New York Magazine asked this question: “Will the fresh violence in Atlanta change the calculus in Washington?” The change to which the magazine alludes is the official Capitol Hill attitude about gun control.
Anti-gunners are quick to seize any such outrage to further their public disarmament agenda, grassroots activists contend, and the Georgia case appears to reinforce that notion.
But the New York Magazine story adds remarks that are simply preposterous, when given a cursory examination based on common sense.
“The 2013 push for background-check legislation occurred in the wake of the Sandy Hook school massacre,” the magazine accurately notes, “and the 2015 bid happened soon after another murder spree, that time in San Bernardino.”
But wait a minute, any Second Amendment advocate would observe to halt the debate. Sandy Hook was the act of a deranged young man who didn’t bother with background checks because he murdered his own mother hours before going to the school, with her legally-purchased firearms. At the time, Connecticut gun laws were strict, but as with any law designed to keep guns out of the wrong hands, they failed tragically.
The guns used by San Bernardino domestic terrorists Syed Rizwan Farook and his wife, Tashfeen Malik, were purchased by a third party who cleared a background check. That individual, Enrique Marquez Jr., was prosecuted and pleaded guilty to federal charges.

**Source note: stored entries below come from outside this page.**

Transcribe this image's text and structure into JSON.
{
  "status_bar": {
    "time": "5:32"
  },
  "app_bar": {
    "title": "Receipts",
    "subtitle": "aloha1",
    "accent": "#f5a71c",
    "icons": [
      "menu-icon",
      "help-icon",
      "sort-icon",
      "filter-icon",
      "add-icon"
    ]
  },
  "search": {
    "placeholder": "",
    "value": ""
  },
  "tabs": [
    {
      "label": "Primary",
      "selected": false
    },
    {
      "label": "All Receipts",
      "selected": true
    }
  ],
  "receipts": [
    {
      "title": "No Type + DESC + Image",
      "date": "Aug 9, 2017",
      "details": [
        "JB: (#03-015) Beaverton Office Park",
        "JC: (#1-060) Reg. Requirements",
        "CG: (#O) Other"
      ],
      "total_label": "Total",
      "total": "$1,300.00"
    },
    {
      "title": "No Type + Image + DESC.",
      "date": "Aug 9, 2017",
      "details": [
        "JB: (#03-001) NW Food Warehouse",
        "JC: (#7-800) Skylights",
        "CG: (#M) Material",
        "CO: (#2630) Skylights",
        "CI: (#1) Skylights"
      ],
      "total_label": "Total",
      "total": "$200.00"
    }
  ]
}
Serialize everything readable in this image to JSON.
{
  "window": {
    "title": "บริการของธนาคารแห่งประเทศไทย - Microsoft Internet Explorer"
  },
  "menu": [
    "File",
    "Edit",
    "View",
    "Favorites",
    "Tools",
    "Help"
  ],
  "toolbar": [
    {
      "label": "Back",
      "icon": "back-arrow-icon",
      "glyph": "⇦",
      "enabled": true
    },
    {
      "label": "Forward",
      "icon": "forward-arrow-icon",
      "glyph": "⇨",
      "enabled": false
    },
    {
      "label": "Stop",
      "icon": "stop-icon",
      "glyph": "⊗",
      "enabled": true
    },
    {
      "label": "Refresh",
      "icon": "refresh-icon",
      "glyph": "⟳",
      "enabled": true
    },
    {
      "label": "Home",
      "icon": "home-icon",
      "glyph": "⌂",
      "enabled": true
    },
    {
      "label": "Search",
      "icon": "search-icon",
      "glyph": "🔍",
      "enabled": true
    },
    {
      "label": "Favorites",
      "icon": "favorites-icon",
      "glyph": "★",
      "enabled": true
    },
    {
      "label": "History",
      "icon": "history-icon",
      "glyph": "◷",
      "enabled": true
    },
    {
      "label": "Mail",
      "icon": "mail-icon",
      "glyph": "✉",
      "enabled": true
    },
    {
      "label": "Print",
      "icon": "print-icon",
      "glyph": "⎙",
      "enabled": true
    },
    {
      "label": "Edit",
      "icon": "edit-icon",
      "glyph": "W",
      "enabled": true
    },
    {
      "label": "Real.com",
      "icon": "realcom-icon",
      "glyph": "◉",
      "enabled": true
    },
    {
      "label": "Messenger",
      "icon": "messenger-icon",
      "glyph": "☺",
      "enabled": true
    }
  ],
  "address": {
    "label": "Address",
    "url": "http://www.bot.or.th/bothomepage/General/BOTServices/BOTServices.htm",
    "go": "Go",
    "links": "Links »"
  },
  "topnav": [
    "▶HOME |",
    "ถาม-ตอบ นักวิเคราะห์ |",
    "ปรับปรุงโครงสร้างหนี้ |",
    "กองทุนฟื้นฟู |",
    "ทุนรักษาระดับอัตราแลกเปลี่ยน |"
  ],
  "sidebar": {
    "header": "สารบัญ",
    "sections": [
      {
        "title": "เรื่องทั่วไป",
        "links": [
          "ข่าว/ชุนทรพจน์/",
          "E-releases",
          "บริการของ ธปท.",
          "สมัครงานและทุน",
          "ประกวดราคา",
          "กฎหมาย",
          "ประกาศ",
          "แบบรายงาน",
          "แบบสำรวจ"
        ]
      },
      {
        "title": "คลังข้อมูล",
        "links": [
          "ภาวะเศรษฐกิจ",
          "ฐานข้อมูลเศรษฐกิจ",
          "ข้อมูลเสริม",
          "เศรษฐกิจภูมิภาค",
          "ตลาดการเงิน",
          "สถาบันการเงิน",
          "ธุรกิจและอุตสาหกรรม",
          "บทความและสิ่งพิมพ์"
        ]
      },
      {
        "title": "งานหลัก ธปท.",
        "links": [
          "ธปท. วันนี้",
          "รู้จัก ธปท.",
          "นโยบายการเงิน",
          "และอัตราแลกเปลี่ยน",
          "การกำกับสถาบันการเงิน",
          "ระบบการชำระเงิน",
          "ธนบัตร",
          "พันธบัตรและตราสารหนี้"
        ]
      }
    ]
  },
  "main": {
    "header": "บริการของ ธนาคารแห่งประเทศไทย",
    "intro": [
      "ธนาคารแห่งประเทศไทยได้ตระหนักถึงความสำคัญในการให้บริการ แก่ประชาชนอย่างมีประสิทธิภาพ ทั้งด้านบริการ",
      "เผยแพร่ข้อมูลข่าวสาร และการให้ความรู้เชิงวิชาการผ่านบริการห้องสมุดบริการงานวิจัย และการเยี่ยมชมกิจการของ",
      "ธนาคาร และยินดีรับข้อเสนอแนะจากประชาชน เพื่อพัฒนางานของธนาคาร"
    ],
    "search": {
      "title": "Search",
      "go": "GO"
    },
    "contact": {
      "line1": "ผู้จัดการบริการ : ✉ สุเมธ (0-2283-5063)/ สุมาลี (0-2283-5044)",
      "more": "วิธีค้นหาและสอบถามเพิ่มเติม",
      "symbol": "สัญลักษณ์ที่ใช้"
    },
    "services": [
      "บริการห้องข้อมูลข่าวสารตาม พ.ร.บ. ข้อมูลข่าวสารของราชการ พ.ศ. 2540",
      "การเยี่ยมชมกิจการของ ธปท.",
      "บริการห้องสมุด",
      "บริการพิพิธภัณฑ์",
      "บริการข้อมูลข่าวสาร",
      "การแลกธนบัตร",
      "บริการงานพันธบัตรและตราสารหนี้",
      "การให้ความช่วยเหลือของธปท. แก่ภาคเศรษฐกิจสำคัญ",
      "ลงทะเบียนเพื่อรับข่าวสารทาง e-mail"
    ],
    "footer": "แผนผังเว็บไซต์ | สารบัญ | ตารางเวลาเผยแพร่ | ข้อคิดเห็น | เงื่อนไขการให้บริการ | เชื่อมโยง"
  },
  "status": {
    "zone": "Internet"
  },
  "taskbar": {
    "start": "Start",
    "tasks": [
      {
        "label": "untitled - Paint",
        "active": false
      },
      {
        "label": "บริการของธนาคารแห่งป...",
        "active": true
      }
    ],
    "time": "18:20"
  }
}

Unless a firearms dealer is clairvoyant, it would be impossible for the retailer to know what a buyer is going to do with the guns he/she purchases, say gun rights advocates.
The New York Post quoted Georgia Democrat Rep. Matthew Wilson, who reportedly tweeted on the day after the massage parlor shootings, “in Georgia, it’s easier to buy a gun than it is to vote.” In the wake of the 2020 presidential election, one might seriously argue such a remark is hogwash. No voter in Georgia or anywhere else is subjected to a background check prior to casting a ballot, and gun buyers have to provide photo ID when filling out the required paperwork.
Another Georgia Democrat state representative, Mike Wilensky, called for a waiting period law, claiming in a tweet, “I have never heard of someone in a rush to get a gun for a safe, good reason.” Why should any law-abiding citizen be forced to wait before they exercise a right?
Ultimately, that’s the question Democrat anti-gunners should answer straight up. Why should a citizen’s rights be delayed because some other person claiming to have some kind of sex addiction goes on a rampage?